Convert a cgMLST target TSV file to BED format (or another output format).

```
jasentool transform-file-format -i <FILE> [...] -o <FILE>
                                 [-f <FORMAT>] [-a <ACCESSION>]
```

| Argument | Required | Default | Description |
|----------|----------|---------|-------------|
| `-i`/`--input-file` | Yes | — | Path to targets TSV file |
| `-o`/`--output-file` | Yes | — | Output file path |
| `-f`/`--out-format` | No | `bed` | Output format |
| `-a`/`--accession` | No | — | Chromosome/contig accession for the BED `chrom` column |

### Downloading the cgMLST targets TSV

The input TSV is the locus table for your organism's cgMLST scheme on [cgMLST.org](https://www.cgmlst.org). To download it:

1. Navigate to your organism's schema page, e.g. `https://www.cgmlst.org/ncs/schema/<SCHEMA_NAME>/locus/` (the schema name differs per organism — for *S. aureus* it is `Saureus4059`).
2. Click the **Download table as CSV** button.

The downloaded file has a `.csv` extension but is tab-separated. Pass it directly to `--input-file`.

**Example**

```bash
jasentool transform-file-format \
  --input-file Staphylococcus_aureus_cgMLST.csv \
  --output-file targets.bed \
  --accession NC_002951.2
```

## Building a Kraken2 database

### Option A: Download a pre-built database

Pre-built databases are ready to use with no build step — just download and extract.
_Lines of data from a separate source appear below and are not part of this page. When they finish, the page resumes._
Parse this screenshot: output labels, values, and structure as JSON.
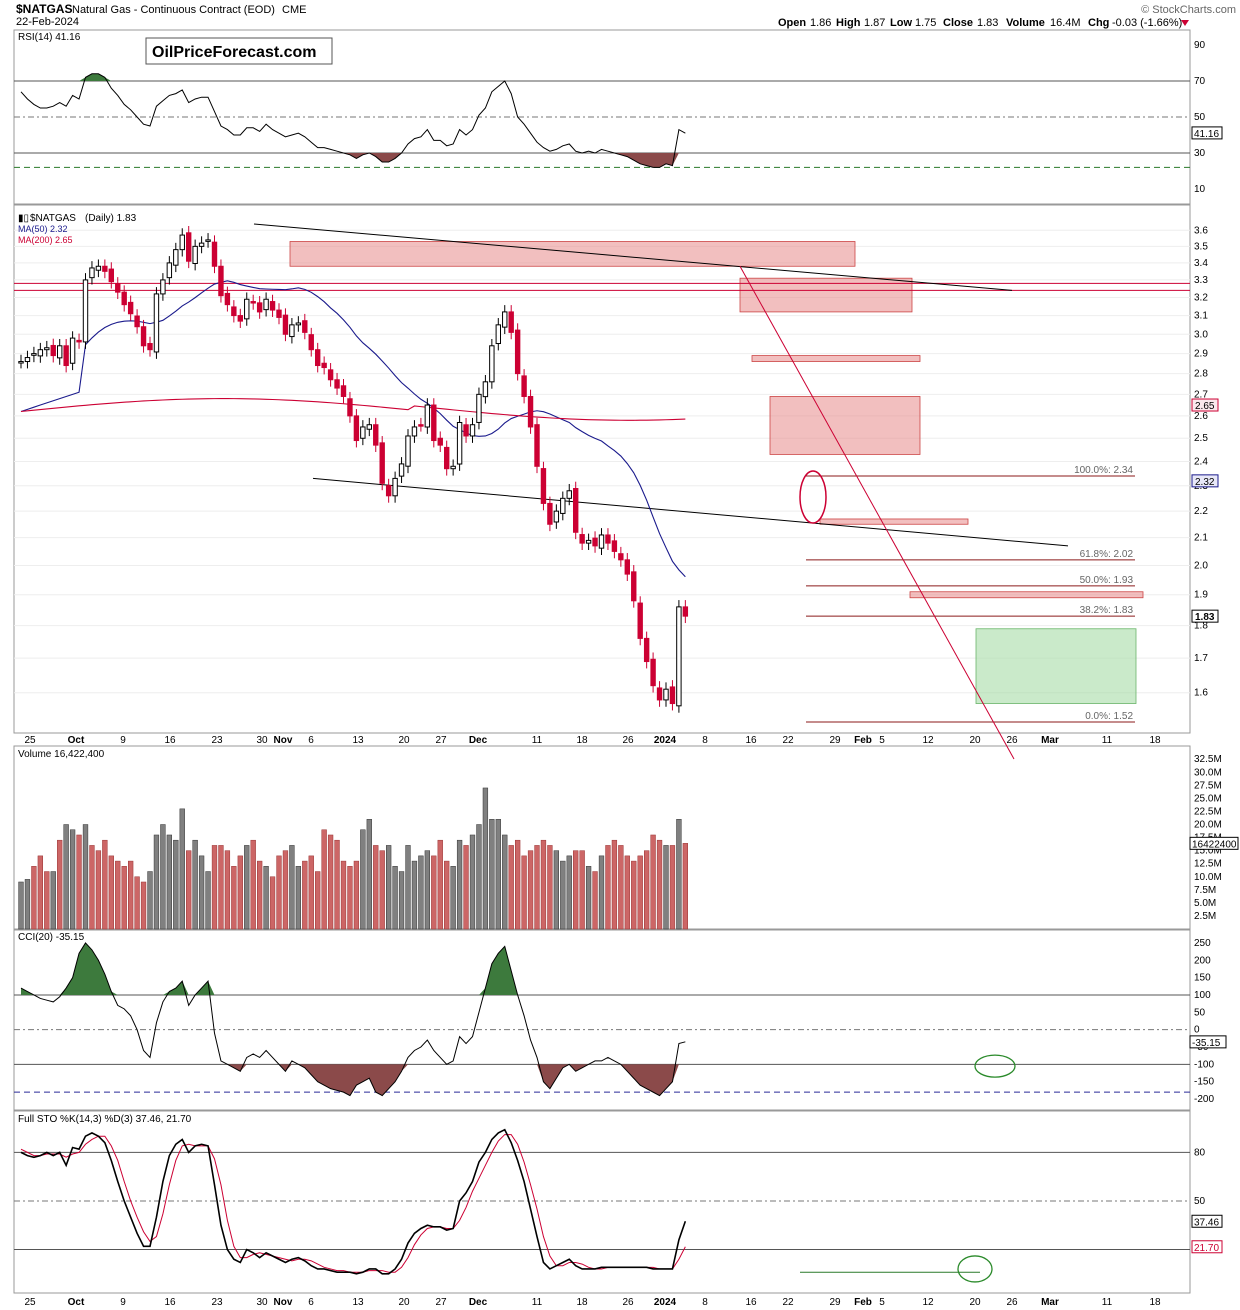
{
  "header": {
    "symbol": "$NATGAS",
    "description": "Natural Gas - Continuous Contract (EOD)",
    "exchange": "CME",
    "date": "22-Feb-2024",
    "open_label": "Open",
    "open": "1.86",
    "high_label": "High",
    "high": "1.87",
    "low_label": "Low",
    "low": "1.75",
    "close_label": "Close",
    "close": "1.83",
    "volume_label": "Volume",
    "volume": "16.4M",
    "chg_label": "Chg",
    "chg": "-0.03 (-1.66%)",
    "copyright": "© StockCharts.com",
    "watermark": "OilPriceForecast.com"
  },
  "colors": {
    "up": "#000000",
    "down": "#cc0033",
    "ma50": "#1a1a8c",
    "ma200": "#cc0033",
    "rsi_fill": "#3d7a3d",
    "neg_fill": "#8b4a4a",
    "vol_up": "#808080",
    "vol_down": "#cc6666",
    "zone": "#e88a8a",
    "target": "#a6dca6"
  },
  "chart_data": {
    "type": "candlestick",
    "dates": [
      "Sep 25",
      "Sep 26",
      "Sep 27",
      "Sep 28",
      "Sep 29",
      "Oct 2",
      "Oct 3",
      "Oct 4",
      "Oct 5",
      "Oct 6",
      "Oct 9",
      "Oct 10",
      "Oct 11",
      "Oct 12",
      "Oct 13",
      "Oct 16",
      "Oct 17",
      "Oct 18",
      "Oct 19",
      "Oct 20",
      "Oct 23",
      "Oct 24",
      "Oct 25",
      "Oct 26",
      "Oct 27",
      "Oct 30",
      "Oct 31",
      "Nov 1",
      "Nov 2",
      "Nov 3",
      "Nov 6",
      "Nov 7",
      "Nov 8",
      "Nov 9",
      "Nov 10",
      "Nov 13",
      "Nov 14",
      "Nov 15",
      "Nov 16",
      "Nov 17",
      "Nov 20",
      "Nov 21",
      "Nov 22",
      "Nov 24",
      "Nov 27",
      "Nov 28",
      "Nov 29",
      "Nov 30",
      "Dec 1",
      "Dec 4",
      "Dec 5",
      "Dec 6",
      "Dec 7",
      "Dec 8",
      "Dec 11",
      "Dec 12",
      "Dec 13",
      "Dec 14",
      "Dec 15",
      "Dec 18",
      "Dec 19",
      "Dec 20",
      "Dec 21",
      "Dec 22",
      "Dec 26",
      "Dec 27",
      "Dec 28",
      "Dec 29",
      "Jan 2",
      "Jan 3",
      "Jan 4",
      "Jan 5",
      "Jan 8",
      "Jan 9",
      "Jan 10",
      "Jan 11",
      "Jan 12",
      "Jan 16",
      "Jan 17",
      "Jan 18",
      "Jan 19",
      "Jan 22",
      "Jan 23",
      "Jan 24",
      "Jan 25",
      "Jan 26",
      "Jan 29",
      "Jan 30",
      "Jan 31",
      "Feb 1",
      "Feb 2",
      "Feb 5",
      "Feb 6",
      "Feb 7",
      "Feb 8",
      "Feb 9",
      "Feb 12",
      "Feb 13",
      "Feb 14",
      "Feb 15",
      "Feb 16",
      "Feb 20",
      "Feb 21",
      "Feb 22"
    ],
    "close": [
      2.86,
      2.88,
      2.9,
      2.92,
      2.93,
      2.89,
      2.94,
      2.84,
      2.98,
      2.96,
      3.3,
      3.37,
      3.38,
      3.35,
      3.29,
      3.23,
      3.16,
      3.11,
      3.04,
      2.94,
      2.92,
      3.22,
      3.3,
      3.4,
      3.48,
      3.57,
      3.41,
      3.5,
      3.52,
      3.54,
      3.38,
      3.21,
      3.16,
      3.1,
      3.07,
      3.19,
      3.17,
      3.12,
      3.19,
      3.13,
      3.09,
      3.0,
      3.05,
      3.06,
      3.01,
      2.92,
      2.84,
      2.83,
      2.77,
      2.73,
      2.69,
      2.6,
      2.49,
      2.55,
      2.56,
      2.47,
      2.31,
      2.26,
      2.33,
      2.39,
      2.51,
      2.55,
      2.56,
      2.65,
      2.49,
      2.47,
      2.37,
      2.38,
      2.57,
      2.51,
      2.56,
      2.7,
      2.76,
      2.94,
      3.05,
      3.12,
      3.01,
      2.8,
      2.69,
      2.55,
      2.38,
      2.23,
      2.15,
      2.2,
      2.25,
      2.28,
      2.12,
      2.08,
      2.09,
      2.07,
      2.11,
      2.08,
      2.05,
      2.02,
      1.97,
      1.88,
      1.76,
      1.69,
      1.62,
      1.58,
      1.61,
      1.57,
      1.86,
      1.83
    ],
    "ohlc_note": "Daily candles, up = black, down = red",
    "ma50": {
      "name": "MA(50)",
      "last": 2.32
    },
    "ma200": {
      "name": "MA(200)",
      "last": 2.65
    },
    "last_price": "1.83",
    "price_axis": {
      "ticks": [
        1.6,
        1.7,
        1.8,
        1.9,
        2.0,
        2.1,
        2.2,
        2.3,
        2.4,
        2.5,
        2.6,
        2.7,
        2.8,
        2.9,
        3.0,
        3.1,
        3.2,
        3.3,
        3.4,
        3.5,
        3.6
      ],
      "log": true
    },
    "x_ticks": [
      "25",
      "Oct",
      "9",
      "16",
      "23",
      "30",
      "Nov",
      "6",
      "13",
      "20",
      "27",
      "Dec",
      "11",
      "18",
      "26",
      "2024",
      "8",
      "16",
      "22",
      "29",
      "Feb",
      "5",
      "12",
      "20",
      "26",
      "Mar",
      "11",
      "18"
    ],
    "fibonacci": [
      {
        "label": "100.0%: 2.34",
        "value": 2.34
      },
      {
        "label": "61.8%: 2.02",
        "value": 2.02
      },
      {
        "label": "50.0%: 1.93",
        "value": 1.93
      },
      {
        "label": "38.2%: 1.83",
        "value": 1.83
      },
      {
        "label": "0.0%: 1.52",
        "value": 1.52
      }
    ],
    "resistance_lines": [
      3.28,
      3.24
    ],
    "zones": [
      {
        "from": 3.38,
        "to": 3.53
      },
      {
        "from": 3.12,
        "to": 3.31
      },
      {
        "from": 2.86,
        "to": 2.89
      },
      {
        "from": 2.43,
        "to": 2.69
      },
      {
        "from": 2.15,
        "to": 2.17
      },
      {
        "from": 1.89,
        "to": 1.91
      }
    ],
    "target_zone": {
      "from": 1.57,
      "to": 1.79
    },
    "rsi": {
      "title": "RSI(14) 41.16",
      "last": "41.16",
      "ticks": [
        10,
        30,
        50,
        70,
        90
      ],
      "values": [
        64,
        60,
        57,
        55,
        55,
        56,
        58,
        56,
        62,
        60,
        72,
        74,
        74,
        72,
        66,
        62,
        57,
        54,
        50,
        46,
        45,
        56,
        59,
        62,
        63,
        65,
        58,
        60,
        61,
        61,
        53,
        45,
        43,
        40,
        40,
        44,
        44,
        42,
        46,
        43,
        41,
        39,
        40,
        41,
        39,
        36,
        33,
        33,
        32,
        31,
        30,
        29,
        27,
        29,
        30,
        28,
        25,
        25,
        27,
        30,
        35,
        38,
        39,
        43,
        37,
        37,
        34,
        35,
        43,
        40,
        43,
        51,
        55,
        64,
        67,
        70,
        63,
        50,
        46,
        41,
        36,
        33,
        31,
        32,
        34,
        35,
        31,
        30,
        31,
        30,
        32,
        31,
        30,
        29,
        28,
        26,
        24,
        23,
        22,
        22,
        24,
        23,
        43,
        41
      ]
    },
    "volume": {
      "title": "Volume 16,422,400",
      "last": "16422400",
      "ticks": [
        "2.5M",
        "5.0M",
        "7.5M",
        "10.0M",
        "12.5M",
        "15.0M",
        "17.5M",
        "20.0M",
        "22.5M",
        "25.0M",
        "27.5M",
        "30.0M",
        "32.5M"
      ],
      "values": [
        9,
        9.5,
        12,
        14,
        11,
        11,
        17,
        20,
        19,
        18,
        20,
        16,
        15,
        17,
        14,
        13,
        12,
        13,
        10,
        9,
        11,
        18,
        20,
        18,
        17,
        23,
        15,
        17,
        14,
        11,
        16,
        16,
        15,
        12,
        14,
        16,
        17,
        13,
        12,
        10,
        14,
        15,
        16,
        12,
        13,
        14,
        11,
        19,
        18,
        17,
        13,
        12,
        13,
        19,
        21,
        16,
        15,
        16,
        12,
        11,
        16,
        13,
        14,
        15,
        14,
        17,
        13,
        12,
        17,
        16,
        18,
        20,
        27,
        21,
        21,
        18,
        16,
        17,
        14,
        15,
        16,
        17,
        16,
        15,
        13,
        14,
        15,
        15,
        12,
        11,
        14,
        16,
        17,
        16,
        14,
        13,
        14,
        15,
        18,
        17,
        16,
        16,
        21,
        16.4
      ],
      "up": [
        true,
        true,
        false,
        false,
        false,
        true,
        false,
        true,
        true,
        false,
        true,
        false,
        false,
        false,
        false,
        false,
        false,
        false,
        false,
        false,
        true,
        true,
        true,
        true,
        true,
        true,
        false,
        true,
        true,
        true,
        false,
        false,
        false,
        false,
        false,
        true,
        false,
        false,
        true,
        false,
        false,
        false,
        true,
        true,
        false,
        false,
        false,
        false,
        false,
        false,
        false,
        false,
        false,
        true,
        true,
        false,
        false,
        true,
        true,
        true,
        true,
        true,
        true,
        true,
        false,
        false,
        false,
        true,
        true,
        false,
        true,
        true,
        true,
        true,
        true,
        true,
        false,
        false,
        false,
        false,
        false,
        false,
        false,
        true,
        true,
        true,
        false,
        false,
        true,
        false,
        true,
        false,
        false,
        false,
        false,
        false,
        false,
        false,
        false,
        false,
        true,
        false,
        true,
        false
      ]
    },
    "cci": {
      "title": "CCI(20) -35.15",
      "last": "-35.15",
      "ticks": [
        -200,
        -150,
        -100,
        -50,
        0,
        50,
        100,
        150,
        200,
        250
      ],
      "values": [
        120,
        110,
        100,
        90,
        85,
        80,
        95,
        120,
        150,
        220,
        250,
        230,
        200,
        160,
        110,
        70,
        60,
        40,
        0,
        -60,
        -80,
        20,
        80,
        110,
        120,
        140,
        70,
        100,
        120,
        140,
        -10,
        -90,
        -100,
        -110,
        -120,
        -80,
        -70,
        -80,
        -60,
        -80,
        -100,
        -120,
        -90,
        -100,
        -110,
        -130,
        -150,
        -160,
        -170,
        -175,
        -180,
        -190,
        -160,
        -150,
        -140,
        -180,
        -190,
        -170,
        -150,
        -120,
        -80,
        -60,
        -50,
        -30,
        -60,
        -80,
        -100,
        -90,
        -20,
        -40,
        -20,
        50,
        120,
        190,
        220,
        240,
        170,
        100,
        40,
        -30,
        -80,
        -150,
        -170,
        -140,
        -110,
        -100,
        -120,
        -110,
        -100,
        -90,
        -90,
        -80,
        -90,
        -100,
        -120,
        -140,
        -160,
        -170,
        -180,
        -190,
        -170,
        -150,
        -40,
        -35
      ]
    },
    "sto": {
      "title": "Full STO %K(14,3) %D(3) 37.46, 21.70",
      "k_last": "37.46",
      "d_last": "21.70",
      "ticks": [
        20,
        50,
        80
      ],
      "k": [
        80,
        78,
        77,
        78,
        80,
        78,
        80,
        72,
        83,
        82,
        90,
        92,
        90,
        86,
        75,
        62,
        50,
        40,
        30,
        22,
        22,
        40,
        62,
        78,
        85,
        88,
        80,
        84,
        85,
        84,
        60,
        35,
        20,
        14,
        12,
        20,
        18,
        15,
        18,
        16,
        14,
        12,
        14,
        15,
        13,
        10,
        8,
        8,
        7,
        6,
        6,
        6,
        5,
        6,
        8,
        8,
        5,
        5,
        8,
        14,
        24,
        30,
        33,
        35,
        34,
        34,
        32,
        33,
        50,
        55,
        62,
        74,
        80,
        88,
        92,
        94,
        86,
        75,
        62,
        45,
        28,
        12,
        8,
        10,
        12,
        14,
        10,
        8,
        8,
        8,
        9,
        9,
        9,
        9,
        9,
        9,
        9,
        9,
        8,
        8,
        8,
        8,
        26,
        37.46
      ],
      "d": [
        82,
        80,
        78,
        78,
        79,
        79,
        79,
        77,
        79,
        80,
        85,
        88,
        90,
        90,
        84,
        75,
        62,
        50,
        40,
        31,
        25,
        28,
        42,
        60,
        75,
        84,
        85,
        84,
        84,
        84,
        76,
        60,
        38,
        22,
        15,
        15,
        17,
        18,
        17,
        16,
        15,
        14,
        13,
        14,
        14,
        13,
        11,
        9,
        8,
        7,
        7,
        6,
        6,
        6,
        7,
        7,
        7,
        6,
        6,
        9,
        15,
        23,
        29,
        33,
        34,
        34,
        33,
        33,
        38,
        46,
        56,
        64,
        72,
        80,
        87,
        91,
        91,
        85,
        74,
        60,
        45,
        28,
        16,
        10,
        10,
        12,
        12,
        11,
        9,
        8,
        8,
        9,
        9,
        9,
        9,
        9,
        9,
        9,
        9,
        8,
        8,
        8,
        14,
        21.7
      ]
    }
  }
}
Full index listing: `https://benlangmead.github.io/aws-indexes/k2`

| Database | Index size | RAM needed | Contents |
|----------|------------|------------|---------|
| `Standard` | 96.8 GB | ~96 GB | Archaea, bacteria, viral, plasmid, human, UniVec_Core |
| `Standard-16` | 14.9 GB | ~16 GB | Same libraries, k-mer-filtered to fit 16 GB |
| `Standard-8` | 7.5 GB | ~8 GB | Same libraries, k-mer-filtered to fit 8 GB |
| `PlusPF` | 103.4 GB | ~103 GB | Standard + protozoa & fungi |
| `Viral` | 0.6 GB | ~1 GB | RefSeq viral only |

**Example (Standard-8):**

```bash
# Download (check https://benlangmead.github.io/aws-indexes/k2 for the latest URL)
wget https://genome-idx.s3.amazonaws.com/kraken/k2_standard_08gb_<DATE>.tar.gz
mkdir -p /path/to/krakendb
tar -xzf k2_standard_08gb_<DATE>.tar.gz -C /path/to/krakendb

# Run classification
singularity exec kraken2.sif kraken2 \
  --db /path/to/krakendb \
  --paired --gzip-compressed \
  sample_R1.fastq.gz sample_R2.fastq.gz \
  --output kraken_output.txt \
  --report kraken_report.txt
```

### Option B: Build a custom database

jasentool does not wrap `kraken2-build`. Use the official Kraken2 Singularity image directly:

```bash
# Pull the image (once)
singularity pull kraken2.sif docker://staphb/kraken2:latest

# Download NCBI taxonomy
singularity exec kraken2.sif kraken2-build \
  --download-taxonomy --db /path/to/krakendb

# Download one or more libraries (repeat per library)
singularity exec kraken2.sif kraken2-build \
  --download-library bacteria --db /path/to/krakendb

singularity exec kraken2.sif kraken2-build \
  --download-library viral --db /path/to/krakendb

singularity exec kraken2.sif kraken2-build \
  --download-library human --db /path/to/krakendb

# Build the database
singularity exec kraken2.sif kraken2-build \
  --build --db /path/to/krakendb --threads 8
```

Available library names: `archaea`, `bacteria`, `plasmid`, `viral`, `human`, `fungi`, `plant`, `protozoa`, `nr`, `nt`, `UniVec`, `UniVec_Core`.